There’s questions around whether trigger points cause fibromyalgia or whether it’s the other way around, or maybe the conditions aren’t even linked. One thing however is known for certain and that’s that you can have widespread trigger points (myofascial pain syndrome) and fibromyalgia at the same time. Hypersensitive spots in several parts of the body typify both myofascial pain and fibromyalgia. With fibromyalgia these spots are referred to as ‘tender points’ rather than trigger points. These conditions are easily mistaken for one another.
Myofascial pain is usually localised and its cause is very definite in the form of trigger points, whose extreme tenderness gives away their location. People with fibromyalgia however often hurt all over and can’t even tolerate the slightest of touches. Tender points are usually present everywhere and are not just limited to muscles. The cause of fibromyalgia is believed to be systemic rather than something muscle specific and this is why the whole body is usually involved.

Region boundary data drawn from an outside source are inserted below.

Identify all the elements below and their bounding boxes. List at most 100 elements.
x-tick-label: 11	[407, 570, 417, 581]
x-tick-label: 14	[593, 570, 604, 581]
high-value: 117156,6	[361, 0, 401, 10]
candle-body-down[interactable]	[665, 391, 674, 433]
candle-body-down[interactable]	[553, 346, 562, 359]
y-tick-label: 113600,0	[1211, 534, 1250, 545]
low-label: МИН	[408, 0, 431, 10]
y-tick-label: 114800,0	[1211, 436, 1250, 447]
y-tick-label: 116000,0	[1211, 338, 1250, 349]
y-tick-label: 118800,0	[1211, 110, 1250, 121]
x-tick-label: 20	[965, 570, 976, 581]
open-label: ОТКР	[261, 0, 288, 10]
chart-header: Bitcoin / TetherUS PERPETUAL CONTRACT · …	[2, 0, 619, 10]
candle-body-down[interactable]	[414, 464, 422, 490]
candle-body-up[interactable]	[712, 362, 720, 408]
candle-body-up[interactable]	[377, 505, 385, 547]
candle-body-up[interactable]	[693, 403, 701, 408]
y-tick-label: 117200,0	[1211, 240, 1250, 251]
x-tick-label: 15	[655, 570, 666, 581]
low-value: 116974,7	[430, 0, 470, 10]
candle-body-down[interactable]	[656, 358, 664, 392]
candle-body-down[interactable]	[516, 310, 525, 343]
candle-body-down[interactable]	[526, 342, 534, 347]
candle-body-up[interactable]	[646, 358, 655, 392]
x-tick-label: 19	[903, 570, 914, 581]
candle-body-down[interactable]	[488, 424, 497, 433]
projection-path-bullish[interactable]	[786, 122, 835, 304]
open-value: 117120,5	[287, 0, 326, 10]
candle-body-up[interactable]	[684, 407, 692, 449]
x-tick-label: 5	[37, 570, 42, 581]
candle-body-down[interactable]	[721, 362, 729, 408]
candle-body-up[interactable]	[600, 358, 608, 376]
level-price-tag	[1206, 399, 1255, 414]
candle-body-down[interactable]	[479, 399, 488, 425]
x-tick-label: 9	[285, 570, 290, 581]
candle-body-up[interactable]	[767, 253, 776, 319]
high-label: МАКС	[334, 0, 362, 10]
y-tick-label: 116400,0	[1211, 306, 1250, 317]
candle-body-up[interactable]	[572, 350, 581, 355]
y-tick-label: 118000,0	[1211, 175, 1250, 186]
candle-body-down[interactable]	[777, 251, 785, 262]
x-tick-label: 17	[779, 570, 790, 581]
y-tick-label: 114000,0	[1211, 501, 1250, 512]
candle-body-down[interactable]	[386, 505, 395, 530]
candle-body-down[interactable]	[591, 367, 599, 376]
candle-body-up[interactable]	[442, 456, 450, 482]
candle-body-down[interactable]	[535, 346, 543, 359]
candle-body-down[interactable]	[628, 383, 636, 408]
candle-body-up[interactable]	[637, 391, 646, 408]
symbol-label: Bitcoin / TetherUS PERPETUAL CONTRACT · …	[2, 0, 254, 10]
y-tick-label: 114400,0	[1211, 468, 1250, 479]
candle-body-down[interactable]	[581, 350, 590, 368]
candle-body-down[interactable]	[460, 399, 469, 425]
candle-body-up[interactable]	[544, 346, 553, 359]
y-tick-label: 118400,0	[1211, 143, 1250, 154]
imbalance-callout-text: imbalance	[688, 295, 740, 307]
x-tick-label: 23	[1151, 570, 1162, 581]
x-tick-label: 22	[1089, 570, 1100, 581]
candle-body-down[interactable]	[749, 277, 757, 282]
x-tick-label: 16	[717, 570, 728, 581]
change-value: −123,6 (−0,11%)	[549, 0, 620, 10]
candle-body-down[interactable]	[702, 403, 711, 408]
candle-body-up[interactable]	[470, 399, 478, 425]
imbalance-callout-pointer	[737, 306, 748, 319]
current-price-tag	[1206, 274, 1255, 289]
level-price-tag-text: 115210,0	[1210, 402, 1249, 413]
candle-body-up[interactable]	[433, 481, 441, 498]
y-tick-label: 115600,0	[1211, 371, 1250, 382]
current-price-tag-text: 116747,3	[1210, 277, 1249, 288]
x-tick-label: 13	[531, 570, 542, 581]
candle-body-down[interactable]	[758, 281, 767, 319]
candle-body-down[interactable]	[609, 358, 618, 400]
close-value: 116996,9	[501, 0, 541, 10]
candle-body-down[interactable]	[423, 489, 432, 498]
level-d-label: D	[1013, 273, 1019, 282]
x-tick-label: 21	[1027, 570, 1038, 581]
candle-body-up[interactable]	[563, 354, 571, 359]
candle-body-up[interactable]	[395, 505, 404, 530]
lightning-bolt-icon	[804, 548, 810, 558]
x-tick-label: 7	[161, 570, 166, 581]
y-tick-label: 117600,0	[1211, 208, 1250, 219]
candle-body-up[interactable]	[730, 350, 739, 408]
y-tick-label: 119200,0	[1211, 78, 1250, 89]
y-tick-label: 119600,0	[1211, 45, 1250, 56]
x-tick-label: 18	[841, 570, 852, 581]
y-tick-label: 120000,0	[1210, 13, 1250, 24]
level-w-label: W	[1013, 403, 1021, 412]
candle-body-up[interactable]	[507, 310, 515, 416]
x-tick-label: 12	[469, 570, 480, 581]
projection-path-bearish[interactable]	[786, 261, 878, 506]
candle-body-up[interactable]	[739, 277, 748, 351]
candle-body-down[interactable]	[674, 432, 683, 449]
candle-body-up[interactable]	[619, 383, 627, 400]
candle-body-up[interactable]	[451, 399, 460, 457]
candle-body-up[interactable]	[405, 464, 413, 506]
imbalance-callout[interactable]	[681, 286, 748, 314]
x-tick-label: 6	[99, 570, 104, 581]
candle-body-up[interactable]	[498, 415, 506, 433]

Typical examples of myofascial pain syndrome include headaches that are often diagnosed as tension, sinus or migraine. Neck pain that radiates into the arm and forearm and into the lower back, thigh and leg it is often myofascial in origin. When a person does experience radiating pain of burning or numbness into their extremities and their MRI scans and EMG studies are normal, the symptoms are almost always myofascial pain. If the person receives treatment that is directed towards the myofascial element of pain their symptoms will usually improve.